The ingestion of food triggering an allergic reaction that affects the immune system is called food allergy. Various methods, including computational and conventional approaches, have been developed to identify the allergenic components in food. Computational tools are preferred for the preliminary assessment of food allergenicity due to their cost-effectiveness and speed compared to conventional methods. This research aimed to employ in silico methods to identify, evaluate, and validate the allergenic potential of cashew proteins.

Method

The study assessed the cross-reactivity of cashew proteins with known food allergens using Fast Alignment (FASTA) and the Basic Local Alignment Search Tool (BLAST) for sequence alignment. Allergenicity was further evaluated using AllergenFP, AlgPred, and Allermatch based on the physicochemical properties of the proteins. Conservation analysis was conducted between cashew proteins and known allergens. B-cell epitopes were predicted, and 3D structure modelling was carried out using the I-TASSER server. The modelled structures were docked against the IgE Fab region (PDB ID: 8VK2) using the Cluspro 2.0 server. The model with the lowest binding energy among the docked complexes was selected for further analysis.

Result

FASTA and BLAST results revealed that eleven cashew proteins showed cross-reactivity with known food allergens.
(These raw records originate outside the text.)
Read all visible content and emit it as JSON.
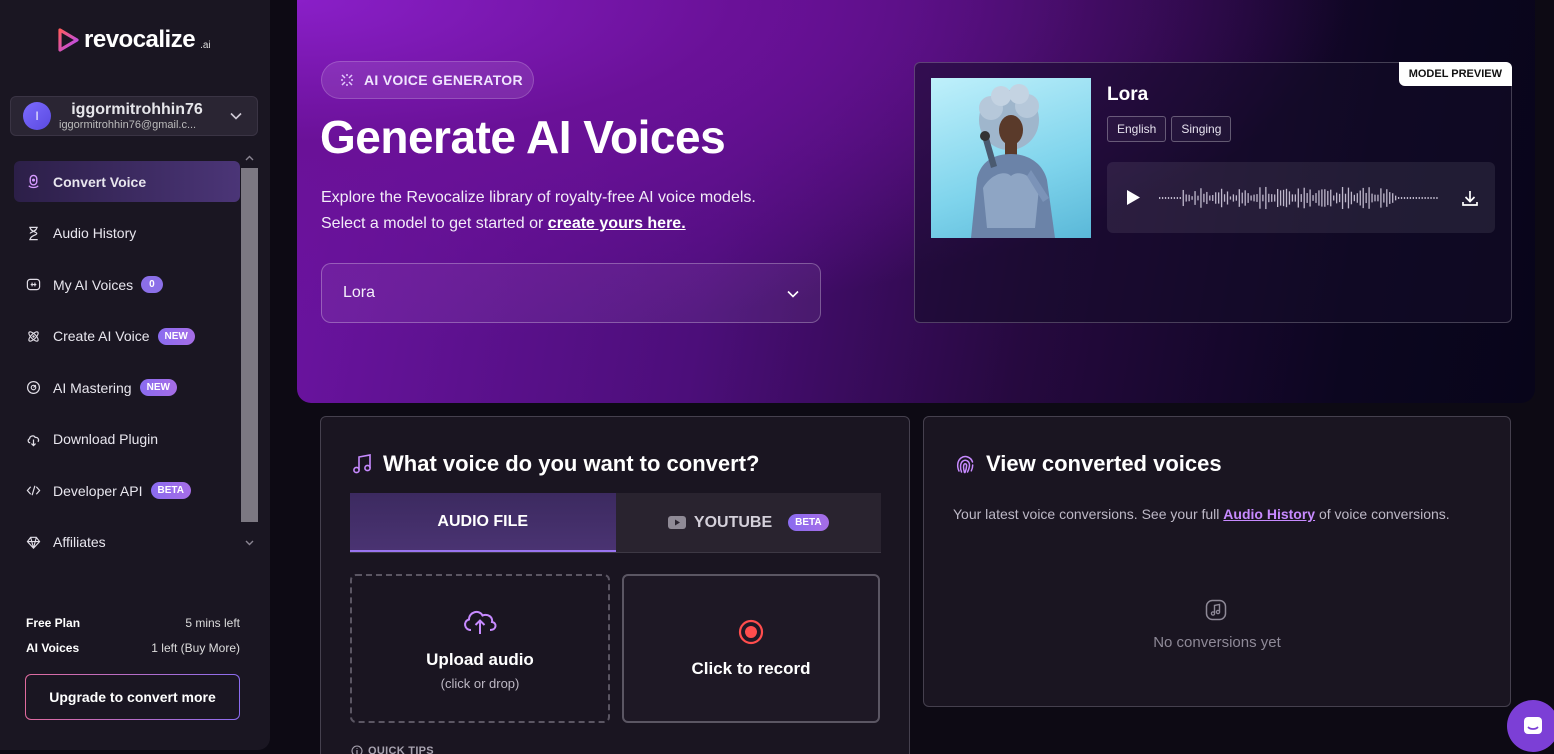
{
  "brand": {
    "name": "revocalize",
    "suffix": ".ai"
  },
  "account": {
    "initial": "I",
    "name": "iggormitrohhin76",
    "email": "iggormitrohhin76@gmail.c..."
  },
  "nav": {
    "convert_voice": "Convert Voice",
    "audio_history": "Audio History",
    "my_ai_voices": "My AI Voices",
    "my_ai_voices_count": "0",
    "create_ai_voice": "Create AI Voice",
    "create_badge": "NEW",
    "ai_mastering": "AI Mastering",
    "mastering_badge": "NEW",
    "download_plugin": "Download Plugin",
    "developer_api": "Developer API",
    "api_badge": "BETA",
    "affiliates": "Affiliates"
  },
  "plan": {
    "free_plan_label": "Free Plan",
    "free_plan_value": "5 mins left",
    "ai_voices_label": "AI Voices",
    "ai_voices_value": "1 left (Buy More)",
    "upgrade_label": "Upgrade to convert more"
  },
  "hero": {
    "pill": "AI VOICE GENERATOR",
    "title": "Generate AI Voices",
    "desc_line1": "Explore the Revocalize library of royalty-free AI voice models.",
    "desc_line2_prefix": "Select a model to get started or ",
    "desc_link": "create yours here.",
    "selected_model": "Lora"
  },
  "preview": {
    "tag": "MODEL PREVIEW",
    "name": "Lora",
    "tags": [
      "English",
      "Singing"
    ]
  },
  "convert": {
    "title": "What voice do you want to convert?",
    "tab_audio": "AUDIO FILE",
    "tab_youtube": "YOUTUBE",
    "youtube_badge": "BETA",
    "upload_label": "Upload audio",
    "upload_sub": "(click or drop)",
    "record_label": "Click to record",
    "quick_tips": "QUICK TIPS"
  },
  "converted": {
    "title": "View converted voices",
    "desc_prefix": "Your latest voice conversions. See your full ",
    "desc_link": "Audio History",
    "desc_suffix": " of voice conversions.",
    "empty": "No conversions yet"
  },
  "colors": {
    "accent": "#9a74f0",
    "record_red": "#ff4d4d",
    "sidebar_bg": "#1a1622",
    "hero_start": "#6d14a3"
  }
}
Of these, eight proteins were predicted as potential allergens by multiple prediction tools. Sequence alignment indicated a 66–68% Conservation between the cashew proteins and known allergens. Predicted B-cell epitopes and structural models provided further evidence supporting their allergenic potential. The docking studies identified the most stable IgE-protein complex based on binding energy, highlighting potential IgE interaction sites.

Conclusion

In silico analysis offers a rapid and informative approach to evaluate the cross-reactivity and potential allergenicity of cashew proteins. The results emphasize the presence of conserved allergenic features within various protein families. This computational approach can serve as a valuable tool for the early assessment of food allergenicity in novel or underexplored food sources.